Seulement, dans ce pays de 20 millions d’habitants dont l’indice de développement humain (IDH) est l'un des plus faibles au monde (145e pays sur 182), atteindre les OMD est un défi monumental. Depuis janvier 2009 et le coup d’État d’Andry Rajoelina, l'ex-maire de la capitale, Antananarivo, contre le président Marc Ravalomanana, l’instabilité politique s’est aggravée. Depuis juin 2010, le programme de financement de l’UE à Madagascar - y compris l’aide humanitaire et l'aide d’urgence - est suspendu. La Banque mondiale a par ailleurs diminué des deux-tiers l’aide qu’elle apportait auparavant au pays. L’USAID a, quant à elle, drastiquement réduit sa politique d’aide. Sachant que la moitié du budget du gouvernement malgache vient de l’aide internationale, ce sont tous les investissements publics qui sont gelés dans l’île.
Par ricochet, les OMD relèvent donc plus du mirage que de la réalisation concrète. Le bureau de l’UE à Madagascar ne souhaite même pas les évoquer. "Sérieusement, vous voulez vraiment parler des OMD ? Vous plaisantez !", s’exclame la responsable de la communication.
Incitation
L’AFD, elle, n’a toutefois pas gelé la totalité de ses aides. Elle maintient a minima le financement des projets sanitaires et d’éducation déjà en cours. Mais Olivier Pezet, son directeur, est très pessimiste au sujet des fameux OMD. "On était sur une assez bonne trajectoire jusqu'au premier trimestre de 2009, avant la crise politique. Mais maintenant, on n’en sait rien. On ne se doute que d’une chose : on prend du retard et cela ne sera pas rattrapable."
Il reste à Madagascar quelques optimistes, pourtant. Le responsable local de Sainte-Marie, Jean-Brunnel Motudi, compte sur le tourisme pour renflouer le budget de l’île et financer l’assainissement de la ville. Il table sur l’aide internationale pour réhabiliter les routes de l’île. Et continue à recevoir des fournitures scolaires de la part de l’Unesco. "Pour nous, les OMD ne sont pas une utopie, affirme-t-il. Nous sommes très confiants. Il nous faut la bonne volonté de tous et que les dirigeants fassent leur boulot." La situation politique à Antananarivo ne bloque-t-elle pas tout ? "Cela empêche le développement économique du pays, c’est sûr. Mais à Sainte-Marie, nous avons notre autonomie et cela ne nous empêche pas de poursuivre des projets. On essaie de travailler avec d’autres entités : des jumelages, des investisseurs étrangers, des projets comme l’Ecolodge d’Andzaha, par exemple." Précisément, l’Ecolodge d’Andzaha ne trouve pas de financement public et doit trouver des investisseurs privés pour sortir de terre.

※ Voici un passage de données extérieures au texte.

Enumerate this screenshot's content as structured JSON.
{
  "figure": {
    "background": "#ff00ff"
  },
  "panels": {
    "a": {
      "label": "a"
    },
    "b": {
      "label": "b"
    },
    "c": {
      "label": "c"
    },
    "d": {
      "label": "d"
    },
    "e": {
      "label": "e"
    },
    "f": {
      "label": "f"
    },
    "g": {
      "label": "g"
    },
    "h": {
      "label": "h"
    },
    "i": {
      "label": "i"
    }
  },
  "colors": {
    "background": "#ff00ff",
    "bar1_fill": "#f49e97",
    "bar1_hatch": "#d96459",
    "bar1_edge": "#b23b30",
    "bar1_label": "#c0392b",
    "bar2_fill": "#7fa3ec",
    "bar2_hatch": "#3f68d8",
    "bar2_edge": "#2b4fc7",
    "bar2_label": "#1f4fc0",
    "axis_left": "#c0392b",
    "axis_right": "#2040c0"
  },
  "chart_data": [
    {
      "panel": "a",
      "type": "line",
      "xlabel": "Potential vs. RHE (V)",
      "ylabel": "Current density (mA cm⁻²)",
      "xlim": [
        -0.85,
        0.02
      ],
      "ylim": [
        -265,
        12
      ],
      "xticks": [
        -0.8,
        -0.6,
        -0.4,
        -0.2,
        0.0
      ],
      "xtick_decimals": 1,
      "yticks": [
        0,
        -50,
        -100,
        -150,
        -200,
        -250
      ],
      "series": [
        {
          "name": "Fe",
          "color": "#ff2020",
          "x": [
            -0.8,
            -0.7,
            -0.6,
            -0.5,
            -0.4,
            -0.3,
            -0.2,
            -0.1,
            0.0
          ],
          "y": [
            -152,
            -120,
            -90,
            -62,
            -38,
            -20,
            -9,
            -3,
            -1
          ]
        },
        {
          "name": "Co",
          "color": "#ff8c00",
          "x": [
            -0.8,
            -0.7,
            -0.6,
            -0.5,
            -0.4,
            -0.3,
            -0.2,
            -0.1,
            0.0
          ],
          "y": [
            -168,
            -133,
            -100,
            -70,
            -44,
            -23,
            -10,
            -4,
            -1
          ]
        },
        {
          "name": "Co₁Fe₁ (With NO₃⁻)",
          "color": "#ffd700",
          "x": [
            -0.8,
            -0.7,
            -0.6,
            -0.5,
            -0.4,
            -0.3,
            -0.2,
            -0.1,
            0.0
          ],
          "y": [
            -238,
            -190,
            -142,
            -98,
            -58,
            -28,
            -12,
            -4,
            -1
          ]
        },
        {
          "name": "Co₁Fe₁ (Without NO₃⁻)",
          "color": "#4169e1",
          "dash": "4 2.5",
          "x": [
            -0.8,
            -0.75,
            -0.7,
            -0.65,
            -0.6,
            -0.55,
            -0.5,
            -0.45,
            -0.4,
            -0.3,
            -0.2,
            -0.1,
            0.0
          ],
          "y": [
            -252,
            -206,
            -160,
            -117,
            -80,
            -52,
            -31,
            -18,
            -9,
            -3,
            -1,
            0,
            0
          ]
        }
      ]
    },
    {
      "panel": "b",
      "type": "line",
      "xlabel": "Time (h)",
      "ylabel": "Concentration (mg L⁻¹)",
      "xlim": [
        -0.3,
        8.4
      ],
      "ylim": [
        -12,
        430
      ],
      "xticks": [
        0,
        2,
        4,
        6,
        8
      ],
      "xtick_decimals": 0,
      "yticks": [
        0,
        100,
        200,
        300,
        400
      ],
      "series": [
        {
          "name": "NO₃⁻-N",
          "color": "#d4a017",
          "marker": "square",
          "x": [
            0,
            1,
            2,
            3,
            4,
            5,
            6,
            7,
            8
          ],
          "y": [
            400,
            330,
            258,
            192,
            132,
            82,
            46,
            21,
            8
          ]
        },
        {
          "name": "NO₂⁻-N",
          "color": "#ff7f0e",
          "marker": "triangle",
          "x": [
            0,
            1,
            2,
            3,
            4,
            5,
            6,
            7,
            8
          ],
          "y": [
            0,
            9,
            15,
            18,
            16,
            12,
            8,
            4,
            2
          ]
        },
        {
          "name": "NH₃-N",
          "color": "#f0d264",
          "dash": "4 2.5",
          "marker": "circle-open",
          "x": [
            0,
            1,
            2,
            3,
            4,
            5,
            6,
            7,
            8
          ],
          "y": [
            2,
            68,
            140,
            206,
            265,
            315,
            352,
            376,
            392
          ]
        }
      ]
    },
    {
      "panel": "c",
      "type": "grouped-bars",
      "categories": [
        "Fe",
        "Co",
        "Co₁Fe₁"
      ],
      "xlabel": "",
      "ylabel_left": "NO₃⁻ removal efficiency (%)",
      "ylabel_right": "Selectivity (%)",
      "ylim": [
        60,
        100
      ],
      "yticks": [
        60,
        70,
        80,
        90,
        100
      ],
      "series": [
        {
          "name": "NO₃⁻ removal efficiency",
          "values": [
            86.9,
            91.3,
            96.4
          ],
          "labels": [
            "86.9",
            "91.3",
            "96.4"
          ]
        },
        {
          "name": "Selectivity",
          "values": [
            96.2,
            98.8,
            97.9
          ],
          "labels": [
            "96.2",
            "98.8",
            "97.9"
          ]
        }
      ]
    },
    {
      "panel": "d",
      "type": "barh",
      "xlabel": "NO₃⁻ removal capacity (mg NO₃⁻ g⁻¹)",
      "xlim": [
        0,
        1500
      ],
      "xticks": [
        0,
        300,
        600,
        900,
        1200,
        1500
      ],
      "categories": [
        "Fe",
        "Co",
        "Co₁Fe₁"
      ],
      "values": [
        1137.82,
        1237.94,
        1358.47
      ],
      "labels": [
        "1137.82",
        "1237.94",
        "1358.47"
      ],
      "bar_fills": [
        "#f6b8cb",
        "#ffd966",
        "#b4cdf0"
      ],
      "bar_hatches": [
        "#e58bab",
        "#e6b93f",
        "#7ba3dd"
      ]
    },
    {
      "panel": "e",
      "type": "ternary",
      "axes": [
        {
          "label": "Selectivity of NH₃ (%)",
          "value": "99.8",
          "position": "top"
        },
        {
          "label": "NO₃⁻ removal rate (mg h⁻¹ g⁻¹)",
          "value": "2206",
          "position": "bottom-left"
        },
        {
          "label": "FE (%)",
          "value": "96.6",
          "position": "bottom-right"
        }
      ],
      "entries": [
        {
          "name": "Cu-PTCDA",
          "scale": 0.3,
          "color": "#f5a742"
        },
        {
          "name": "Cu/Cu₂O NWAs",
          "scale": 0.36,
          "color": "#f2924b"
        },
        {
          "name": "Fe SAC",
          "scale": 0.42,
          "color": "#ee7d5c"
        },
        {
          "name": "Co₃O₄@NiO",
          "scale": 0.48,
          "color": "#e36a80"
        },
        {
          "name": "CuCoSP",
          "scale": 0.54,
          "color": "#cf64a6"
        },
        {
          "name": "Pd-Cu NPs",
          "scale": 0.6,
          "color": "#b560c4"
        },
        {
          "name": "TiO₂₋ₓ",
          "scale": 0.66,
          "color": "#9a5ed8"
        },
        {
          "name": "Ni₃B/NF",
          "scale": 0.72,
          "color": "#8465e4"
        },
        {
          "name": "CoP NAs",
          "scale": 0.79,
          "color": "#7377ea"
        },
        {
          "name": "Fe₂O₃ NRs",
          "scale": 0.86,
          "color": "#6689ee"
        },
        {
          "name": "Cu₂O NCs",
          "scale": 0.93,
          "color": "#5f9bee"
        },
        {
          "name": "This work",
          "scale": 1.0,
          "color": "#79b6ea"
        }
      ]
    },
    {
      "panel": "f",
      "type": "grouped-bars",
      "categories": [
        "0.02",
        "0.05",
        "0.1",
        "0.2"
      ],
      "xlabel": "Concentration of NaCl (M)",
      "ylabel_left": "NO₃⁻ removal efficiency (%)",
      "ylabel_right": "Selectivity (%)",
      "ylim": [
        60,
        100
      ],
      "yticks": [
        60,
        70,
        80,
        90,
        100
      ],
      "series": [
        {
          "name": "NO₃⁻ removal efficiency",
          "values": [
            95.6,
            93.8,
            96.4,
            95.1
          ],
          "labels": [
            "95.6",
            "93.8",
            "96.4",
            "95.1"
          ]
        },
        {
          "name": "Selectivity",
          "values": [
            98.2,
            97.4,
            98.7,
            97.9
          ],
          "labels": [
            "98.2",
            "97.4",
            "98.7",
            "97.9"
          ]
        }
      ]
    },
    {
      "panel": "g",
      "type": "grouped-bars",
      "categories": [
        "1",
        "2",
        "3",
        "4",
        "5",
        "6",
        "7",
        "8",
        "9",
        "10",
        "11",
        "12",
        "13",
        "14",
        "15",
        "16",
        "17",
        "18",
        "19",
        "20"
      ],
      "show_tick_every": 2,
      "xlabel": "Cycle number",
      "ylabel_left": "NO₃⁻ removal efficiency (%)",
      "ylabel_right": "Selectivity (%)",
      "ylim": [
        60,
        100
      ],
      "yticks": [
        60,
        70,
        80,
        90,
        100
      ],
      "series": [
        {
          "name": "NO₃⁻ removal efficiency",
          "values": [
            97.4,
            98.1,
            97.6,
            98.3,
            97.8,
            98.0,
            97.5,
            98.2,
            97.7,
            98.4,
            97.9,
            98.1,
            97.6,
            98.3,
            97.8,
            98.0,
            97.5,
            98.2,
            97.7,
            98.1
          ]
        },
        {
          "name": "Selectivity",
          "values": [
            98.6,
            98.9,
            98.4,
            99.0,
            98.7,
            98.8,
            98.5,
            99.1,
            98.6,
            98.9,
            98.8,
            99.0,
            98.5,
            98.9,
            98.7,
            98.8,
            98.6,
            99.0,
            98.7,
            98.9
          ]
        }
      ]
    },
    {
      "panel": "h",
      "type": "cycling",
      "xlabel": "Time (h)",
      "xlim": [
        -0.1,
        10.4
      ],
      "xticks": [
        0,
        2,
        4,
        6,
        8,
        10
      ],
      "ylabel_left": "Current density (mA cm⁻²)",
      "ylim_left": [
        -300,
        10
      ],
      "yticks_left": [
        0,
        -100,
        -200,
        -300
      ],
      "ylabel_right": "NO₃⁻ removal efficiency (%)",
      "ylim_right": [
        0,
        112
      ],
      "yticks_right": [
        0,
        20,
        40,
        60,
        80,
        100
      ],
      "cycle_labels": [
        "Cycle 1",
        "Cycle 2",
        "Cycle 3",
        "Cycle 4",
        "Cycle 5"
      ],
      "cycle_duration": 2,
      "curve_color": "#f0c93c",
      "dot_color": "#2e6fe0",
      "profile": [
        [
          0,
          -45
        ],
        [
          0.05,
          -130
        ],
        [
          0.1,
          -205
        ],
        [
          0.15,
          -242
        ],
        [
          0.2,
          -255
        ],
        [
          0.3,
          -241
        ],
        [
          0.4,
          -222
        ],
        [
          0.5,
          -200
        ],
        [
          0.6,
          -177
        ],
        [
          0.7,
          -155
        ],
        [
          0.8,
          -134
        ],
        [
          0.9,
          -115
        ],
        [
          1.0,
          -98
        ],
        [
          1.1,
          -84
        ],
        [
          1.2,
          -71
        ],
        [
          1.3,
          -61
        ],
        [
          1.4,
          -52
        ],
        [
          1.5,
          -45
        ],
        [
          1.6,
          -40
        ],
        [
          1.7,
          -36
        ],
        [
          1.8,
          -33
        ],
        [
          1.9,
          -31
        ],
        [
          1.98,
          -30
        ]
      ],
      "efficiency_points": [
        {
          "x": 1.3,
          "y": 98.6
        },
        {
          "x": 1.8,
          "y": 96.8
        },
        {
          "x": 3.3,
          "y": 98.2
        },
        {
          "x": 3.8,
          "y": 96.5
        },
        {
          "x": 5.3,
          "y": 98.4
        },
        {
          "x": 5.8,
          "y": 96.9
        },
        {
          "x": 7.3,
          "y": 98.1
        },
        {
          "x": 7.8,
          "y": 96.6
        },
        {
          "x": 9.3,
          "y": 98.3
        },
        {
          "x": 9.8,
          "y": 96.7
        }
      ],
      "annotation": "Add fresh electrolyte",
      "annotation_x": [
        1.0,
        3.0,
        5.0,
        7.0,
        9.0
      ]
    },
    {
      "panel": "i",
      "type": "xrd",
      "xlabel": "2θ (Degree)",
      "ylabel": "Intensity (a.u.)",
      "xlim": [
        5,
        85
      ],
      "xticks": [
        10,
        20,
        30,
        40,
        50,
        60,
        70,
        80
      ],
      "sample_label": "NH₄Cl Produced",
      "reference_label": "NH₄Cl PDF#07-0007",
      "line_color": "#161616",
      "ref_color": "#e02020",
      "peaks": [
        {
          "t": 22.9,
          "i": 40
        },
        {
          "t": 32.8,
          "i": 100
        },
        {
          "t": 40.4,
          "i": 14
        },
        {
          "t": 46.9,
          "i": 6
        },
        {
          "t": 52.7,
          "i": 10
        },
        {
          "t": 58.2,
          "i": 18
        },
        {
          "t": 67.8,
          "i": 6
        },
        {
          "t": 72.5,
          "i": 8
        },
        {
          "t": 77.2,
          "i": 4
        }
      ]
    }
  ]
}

La région Bretagne a établi un partenariat avec la région d'Analanjirofo, où se trouve l’île Sainte-Marie. Malgré l’instabilité politique et l’absence d’interlocuteur au sommet de l’État, le responsable du département Solidarité internationale, à Rennes, ne veut pas baisser les bras. "Nous, dans le cadre d’une coopération décentralisée, nous souhaitons poursuivre l’appui aux populations, explique Pierre-Yves Lechat. Les OMD servent avant tout d’incitation. Au début, en 2000, on se disait que c’était loin. Plus on approche du terme, plus cela pousse à agir. Ceci étant, on est conscient des difficultés..."
En 2015, Madagascar ne sera sûrement pas le meilleur exemple à citer au sommet des OMD. À mi-parcours, en 2007, le pays pouvait prétendre atteindre seulement trois des huit OMD (Éducation, Lutte contre le sida et le paludisme, Égalité des sexes). À présent, selon les propres termes d’Olivier Pezet, "c’est désespéré".